Le père Le Comte (Louis Le Comte, s.J. Nouveaux Mémoires sur l’État de la Chine, II, p. 187. 2 volume, Paris 1696) nous rapporte un usage semblable des Chinois; et il dit que la reine mère de l’empereur, à présent régnant, étant morte, les bonzes représentèrent à ce prince que selon l’ancienne coutume il fallait abattre une partie des murailles de son palais pour y faire passer le corps, parce que la famille royale serait exposée à beaucoup de malheurs s’il passait par les portes ordinaires. Ce prince, qui ne donne point dans ces sortes de superstitions, s’y opposa, et se moqua de la folie de leurs vaines observations.

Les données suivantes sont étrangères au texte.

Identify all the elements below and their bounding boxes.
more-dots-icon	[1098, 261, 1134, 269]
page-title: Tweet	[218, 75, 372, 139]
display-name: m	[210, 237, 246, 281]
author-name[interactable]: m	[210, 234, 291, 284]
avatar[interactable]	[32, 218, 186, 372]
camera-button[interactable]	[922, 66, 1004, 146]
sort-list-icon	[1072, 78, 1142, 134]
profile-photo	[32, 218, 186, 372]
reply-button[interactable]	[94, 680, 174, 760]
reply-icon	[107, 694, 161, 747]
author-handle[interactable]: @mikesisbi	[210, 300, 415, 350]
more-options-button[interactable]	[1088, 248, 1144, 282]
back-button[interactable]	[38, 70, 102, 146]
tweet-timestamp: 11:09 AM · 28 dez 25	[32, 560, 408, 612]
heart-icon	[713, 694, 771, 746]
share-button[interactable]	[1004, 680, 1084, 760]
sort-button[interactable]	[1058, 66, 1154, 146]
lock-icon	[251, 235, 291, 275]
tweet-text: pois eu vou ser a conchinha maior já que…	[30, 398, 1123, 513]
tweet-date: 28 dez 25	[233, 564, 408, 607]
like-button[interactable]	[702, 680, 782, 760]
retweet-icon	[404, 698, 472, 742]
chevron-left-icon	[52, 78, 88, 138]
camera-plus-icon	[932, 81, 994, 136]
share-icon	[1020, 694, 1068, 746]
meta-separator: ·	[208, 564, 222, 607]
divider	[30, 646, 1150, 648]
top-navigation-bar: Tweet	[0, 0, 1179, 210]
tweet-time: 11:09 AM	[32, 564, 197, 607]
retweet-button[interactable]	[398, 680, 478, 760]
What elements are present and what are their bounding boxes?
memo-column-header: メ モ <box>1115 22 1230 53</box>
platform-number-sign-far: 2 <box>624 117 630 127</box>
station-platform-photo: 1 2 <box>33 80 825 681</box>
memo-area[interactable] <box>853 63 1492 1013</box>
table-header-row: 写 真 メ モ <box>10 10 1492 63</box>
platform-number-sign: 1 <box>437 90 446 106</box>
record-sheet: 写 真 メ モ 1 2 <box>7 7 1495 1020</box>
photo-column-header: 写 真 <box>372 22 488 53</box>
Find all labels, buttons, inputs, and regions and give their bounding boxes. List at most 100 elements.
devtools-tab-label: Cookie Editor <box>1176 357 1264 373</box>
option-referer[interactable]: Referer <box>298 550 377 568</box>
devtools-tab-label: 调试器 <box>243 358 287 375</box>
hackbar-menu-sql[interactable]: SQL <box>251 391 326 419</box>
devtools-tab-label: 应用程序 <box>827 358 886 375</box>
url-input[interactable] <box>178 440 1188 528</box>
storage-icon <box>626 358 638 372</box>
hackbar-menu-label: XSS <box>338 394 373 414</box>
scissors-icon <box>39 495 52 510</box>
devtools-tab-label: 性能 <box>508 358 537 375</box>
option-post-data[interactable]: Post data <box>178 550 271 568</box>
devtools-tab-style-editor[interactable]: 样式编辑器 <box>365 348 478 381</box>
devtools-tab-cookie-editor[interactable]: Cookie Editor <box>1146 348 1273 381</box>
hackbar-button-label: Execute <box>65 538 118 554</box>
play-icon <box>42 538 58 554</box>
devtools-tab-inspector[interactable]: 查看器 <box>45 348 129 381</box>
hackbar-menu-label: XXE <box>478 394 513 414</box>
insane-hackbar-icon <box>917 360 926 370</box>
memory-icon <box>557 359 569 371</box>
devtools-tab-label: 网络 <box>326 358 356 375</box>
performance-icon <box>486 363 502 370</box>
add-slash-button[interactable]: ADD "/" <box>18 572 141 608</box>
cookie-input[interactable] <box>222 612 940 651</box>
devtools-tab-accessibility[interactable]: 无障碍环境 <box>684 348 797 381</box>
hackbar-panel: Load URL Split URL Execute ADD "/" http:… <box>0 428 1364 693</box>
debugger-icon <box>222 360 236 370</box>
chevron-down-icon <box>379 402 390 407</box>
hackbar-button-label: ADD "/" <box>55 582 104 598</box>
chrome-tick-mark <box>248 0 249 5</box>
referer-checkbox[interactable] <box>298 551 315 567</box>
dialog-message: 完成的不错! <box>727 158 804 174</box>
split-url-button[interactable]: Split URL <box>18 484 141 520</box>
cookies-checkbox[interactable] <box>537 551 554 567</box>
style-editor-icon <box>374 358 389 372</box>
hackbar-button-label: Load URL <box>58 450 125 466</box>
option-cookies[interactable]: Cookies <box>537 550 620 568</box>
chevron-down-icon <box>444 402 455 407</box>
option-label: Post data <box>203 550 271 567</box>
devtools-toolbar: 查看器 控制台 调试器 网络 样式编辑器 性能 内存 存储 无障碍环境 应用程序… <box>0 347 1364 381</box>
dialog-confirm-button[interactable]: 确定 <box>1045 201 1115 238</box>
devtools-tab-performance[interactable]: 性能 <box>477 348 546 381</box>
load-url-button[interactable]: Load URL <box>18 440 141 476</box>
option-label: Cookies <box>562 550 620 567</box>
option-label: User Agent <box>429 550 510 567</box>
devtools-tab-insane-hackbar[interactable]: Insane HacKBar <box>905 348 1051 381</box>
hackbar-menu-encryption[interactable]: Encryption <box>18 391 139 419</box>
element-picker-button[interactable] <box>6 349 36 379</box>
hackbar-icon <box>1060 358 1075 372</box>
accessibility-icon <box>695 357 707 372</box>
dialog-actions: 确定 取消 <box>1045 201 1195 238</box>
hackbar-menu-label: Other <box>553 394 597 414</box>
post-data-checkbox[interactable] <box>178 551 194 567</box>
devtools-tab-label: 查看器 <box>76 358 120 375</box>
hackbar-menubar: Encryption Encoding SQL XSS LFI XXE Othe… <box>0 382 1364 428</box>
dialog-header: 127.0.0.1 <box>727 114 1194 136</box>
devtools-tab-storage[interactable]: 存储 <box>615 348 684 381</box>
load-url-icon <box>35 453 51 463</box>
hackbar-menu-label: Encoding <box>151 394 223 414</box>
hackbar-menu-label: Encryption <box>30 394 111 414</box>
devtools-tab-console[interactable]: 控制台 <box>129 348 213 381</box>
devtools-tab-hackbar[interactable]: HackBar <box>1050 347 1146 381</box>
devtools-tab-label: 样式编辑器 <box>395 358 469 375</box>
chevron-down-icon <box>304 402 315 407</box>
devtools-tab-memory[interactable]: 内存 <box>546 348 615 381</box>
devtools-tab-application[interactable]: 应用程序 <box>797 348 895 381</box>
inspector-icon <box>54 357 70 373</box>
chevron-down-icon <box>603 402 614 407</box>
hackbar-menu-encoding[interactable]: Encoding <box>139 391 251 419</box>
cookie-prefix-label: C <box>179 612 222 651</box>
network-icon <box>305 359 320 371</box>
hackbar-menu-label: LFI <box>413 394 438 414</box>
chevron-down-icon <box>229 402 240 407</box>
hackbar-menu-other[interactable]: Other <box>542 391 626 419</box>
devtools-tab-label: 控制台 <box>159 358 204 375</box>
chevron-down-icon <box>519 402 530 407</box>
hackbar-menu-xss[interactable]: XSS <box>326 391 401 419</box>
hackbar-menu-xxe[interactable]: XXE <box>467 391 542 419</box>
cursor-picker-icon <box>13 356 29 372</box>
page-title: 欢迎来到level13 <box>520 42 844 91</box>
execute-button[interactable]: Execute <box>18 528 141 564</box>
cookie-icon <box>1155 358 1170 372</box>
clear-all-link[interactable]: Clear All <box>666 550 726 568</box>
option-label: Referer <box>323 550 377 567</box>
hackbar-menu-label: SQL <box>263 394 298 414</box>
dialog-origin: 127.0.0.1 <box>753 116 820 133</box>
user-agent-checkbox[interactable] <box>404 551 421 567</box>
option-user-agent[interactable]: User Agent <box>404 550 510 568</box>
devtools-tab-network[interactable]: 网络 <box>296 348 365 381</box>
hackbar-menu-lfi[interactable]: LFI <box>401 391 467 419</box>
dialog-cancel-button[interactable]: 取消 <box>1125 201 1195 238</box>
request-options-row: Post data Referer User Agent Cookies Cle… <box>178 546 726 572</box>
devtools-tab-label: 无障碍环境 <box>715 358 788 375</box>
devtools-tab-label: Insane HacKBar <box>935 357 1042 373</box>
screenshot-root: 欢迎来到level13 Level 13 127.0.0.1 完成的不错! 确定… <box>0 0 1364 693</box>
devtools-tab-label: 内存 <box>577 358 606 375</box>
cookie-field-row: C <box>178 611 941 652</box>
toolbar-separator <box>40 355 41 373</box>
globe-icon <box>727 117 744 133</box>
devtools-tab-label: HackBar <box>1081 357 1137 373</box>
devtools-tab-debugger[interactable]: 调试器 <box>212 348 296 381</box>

Le père Le Jeune (Paul Le Jeune, S.J., Relation de ce qui s’est passé en la Nouvelle-France, en l’année 1634, ch. 4, R.G. Thwaites, Relations des jésuites, vol. 6, Cleveland, 1897, p. 208) en fait une loi générale pour les Sauvages. Voici comment il parle : « Mon hôte et le vieillard dont j’ai souvent fait mention m’ont confirmé ce que j’ai déjà écrit une autre fois, que le corps mort du défunt ne sort point par la porte ordinaire de la cabane. Ainsi on lève l’écorce de l’endroit où l’homme est mort, pour faire passer son cadavre. » Le père Le Jeune doit avoir mal compris, en nous donnant pour une règle générale ce qui ne peut être entendu que de quelques cas particuliers.
(Tiré du Mœurs des Sauvages Américains, comparés aux mœurs des premiers temps, par Joseph-François Lafitau).